For most private-sector workers, one of the costliest parts of the Taft-Hartley Act is its prohibition on secondary or “solidarity” actions. In a secondary action, workers at one company strike, picket, or boycott to support workers at another. Secondary actions enable workers across a supply chain to join forces and exert pressure, giving employees across different shops more leverage together than they would have individually. The Taft-Hartley Act, however, largely confined legal protections for strikes and picketing to actions directed at the “primary employer” involved in the labor dispute. Twelve years later, Congress would add Section 8(e), the “hot cargo” provision, which blocked unions from negotiating contractual solidarity with their employers. In practice, this meant unions could no longer blunt the Taft-Hartley restrictions through contract language requiring their employer to avoid doing business with a company involved in a labor dispute.
The Taft-Hartley Act’s restrictions on secondary actions represented a major change to the New Deal-era National Labor Relations Act (NLRA), which contained no such ban. The restrictions on solidarity strikes carry particular weight. The ability to withhold labor is the backbone of worker organizing; without it, workers have little leverage when negotiating with their employers. Solidarity strikes expand that leverage by making it harder for an employer to isolate a single bargaining unit, reroute work, or otherwise keep production moving despite a strike. Strike action of all kinds is associated with growth in union membership.
Workers in countries where solidarity actions are permitted have used them to great effect. In Finland, for example, striking postal workers found reinforcement from rail and aviation workers, among others. Solidarity actions disrupted rail, aviation, ferry, bus, and port operations, culminating in a successful agreement that preserved workers’ pay and conditions in their next contract.
While not the only factor, restrictions on solidarity actions almost certainly contributed to the weakening of organized labor in the US. Solidarity actions reinforce the idea of a labor movement that encompasses the entire working class, rather than siloing workers by employer or industry. The Taft-Hartley Act’s rules against solidarity actions weakened workers’ negotiating power. They also helped chip away at the burgeoning class consciousness that had powered many of the pre-1947 solidarity actions the Act was intended to curb.
Solidarity strikes would be especially useful now, given the Trump administration’s attacks on federal workers. The administration has attempted to remove collective bargaining rights for thousands of federal workers, a move which is still being fought in the courts. More recently, President Trump issued an executive order removing civil service protections for many federal workers, effectively converting about 8,000 employees to “at-will” status. Given that federal workers make up an outsized share of the labor movement, this would have been an opportune moment for private-sector unions to engage in solidarity actions to protect the movement as a whole.
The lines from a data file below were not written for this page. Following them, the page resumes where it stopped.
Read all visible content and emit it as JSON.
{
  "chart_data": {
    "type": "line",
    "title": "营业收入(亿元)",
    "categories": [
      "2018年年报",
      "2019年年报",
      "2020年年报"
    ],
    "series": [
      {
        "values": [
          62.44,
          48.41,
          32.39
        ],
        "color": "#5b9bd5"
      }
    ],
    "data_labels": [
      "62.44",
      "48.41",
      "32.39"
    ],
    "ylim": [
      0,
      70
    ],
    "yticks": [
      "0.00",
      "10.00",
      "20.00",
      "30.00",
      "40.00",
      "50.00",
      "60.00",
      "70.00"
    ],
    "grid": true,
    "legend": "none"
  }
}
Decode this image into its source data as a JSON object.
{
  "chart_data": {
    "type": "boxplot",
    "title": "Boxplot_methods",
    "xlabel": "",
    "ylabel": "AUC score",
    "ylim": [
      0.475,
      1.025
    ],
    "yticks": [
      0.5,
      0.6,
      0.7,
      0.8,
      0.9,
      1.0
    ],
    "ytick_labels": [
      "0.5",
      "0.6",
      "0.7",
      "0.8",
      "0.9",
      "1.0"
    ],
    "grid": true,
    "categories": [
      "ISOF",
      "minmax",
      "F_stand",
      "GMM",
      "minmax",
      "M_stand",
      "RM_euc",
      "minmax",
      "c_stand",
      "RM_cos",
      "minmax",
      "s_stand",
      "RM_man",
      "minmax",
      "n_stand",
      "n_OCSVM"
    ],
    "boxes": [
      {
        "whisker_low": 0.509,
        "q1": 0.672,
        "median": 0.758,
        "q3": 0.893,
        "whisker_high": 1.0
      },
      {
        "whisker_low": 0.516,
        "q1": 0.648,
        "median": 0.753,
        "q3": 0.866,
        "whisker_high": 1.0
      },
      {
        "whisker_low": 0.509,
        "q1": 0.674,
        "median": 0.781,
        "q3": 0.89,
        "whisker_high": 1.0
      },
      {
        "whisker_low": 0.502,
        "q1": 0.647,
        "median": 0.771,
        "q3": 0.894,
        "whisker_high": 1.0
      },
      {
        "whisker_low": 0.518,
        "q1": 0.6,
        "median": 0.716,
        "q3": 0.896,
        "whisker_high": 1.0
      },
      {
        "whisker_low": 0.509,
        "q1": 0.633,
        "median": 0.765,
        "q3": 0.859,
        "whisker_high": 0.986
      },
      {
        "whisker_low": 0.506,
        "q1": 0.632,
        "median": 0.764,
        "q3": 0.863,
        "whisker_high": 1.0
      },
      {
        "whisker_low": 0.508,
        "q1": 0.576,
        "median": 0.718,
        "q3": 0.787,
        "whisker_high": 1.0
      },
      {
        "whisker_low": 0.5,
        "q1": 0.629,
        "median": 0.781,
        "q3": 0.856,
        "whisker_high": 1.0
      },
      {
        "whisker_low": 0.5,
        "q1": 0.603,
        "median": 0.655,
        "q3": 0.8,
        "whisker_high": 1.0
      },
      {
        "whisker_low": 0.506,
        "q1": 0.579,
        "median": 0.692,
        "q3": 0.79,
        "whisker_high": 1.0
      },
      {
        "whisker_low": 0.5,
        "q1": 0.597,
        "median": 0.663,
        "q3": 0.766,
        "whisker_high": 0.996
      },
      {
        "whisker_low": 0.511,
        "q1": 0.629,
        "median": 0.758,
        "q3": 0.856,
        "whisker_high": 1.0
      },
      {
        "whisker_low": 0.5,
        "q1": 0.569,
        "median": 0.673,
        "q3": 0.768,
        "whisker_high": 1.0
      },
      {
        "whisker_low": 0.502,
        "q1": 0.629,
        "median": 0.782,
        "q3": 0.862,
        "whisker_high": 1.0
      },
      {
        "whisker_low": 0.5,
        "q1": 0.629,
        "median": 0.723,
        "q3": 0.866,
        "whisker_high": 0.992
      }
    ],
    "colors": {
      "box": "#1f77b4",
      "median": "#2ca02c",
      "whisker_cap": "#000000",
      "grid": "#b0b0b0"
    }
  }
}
Increasing unionization is part of CEPR’s Majority Agenda, a series which highlights broadly popular policy changes that would meaningfully improve the lives of working people. As one of the most effective mechanisms for workers to build power, unions are essential to that agenda. Unions are broadly popular in the US, and strong majorities agree that declines in unionization hurt both the country and working people. The US labor movement, however, is hamstrung by a system that is rigged against workers from the start. The Taft-Hartley Act helped rig that system and continues to reinforce it decades later. Its prohibitions against solidarity strikes were a political response to a labor movement that had demonstrated the capacity to disrupt entire industries. That is the kind of labor movement that the US needs today.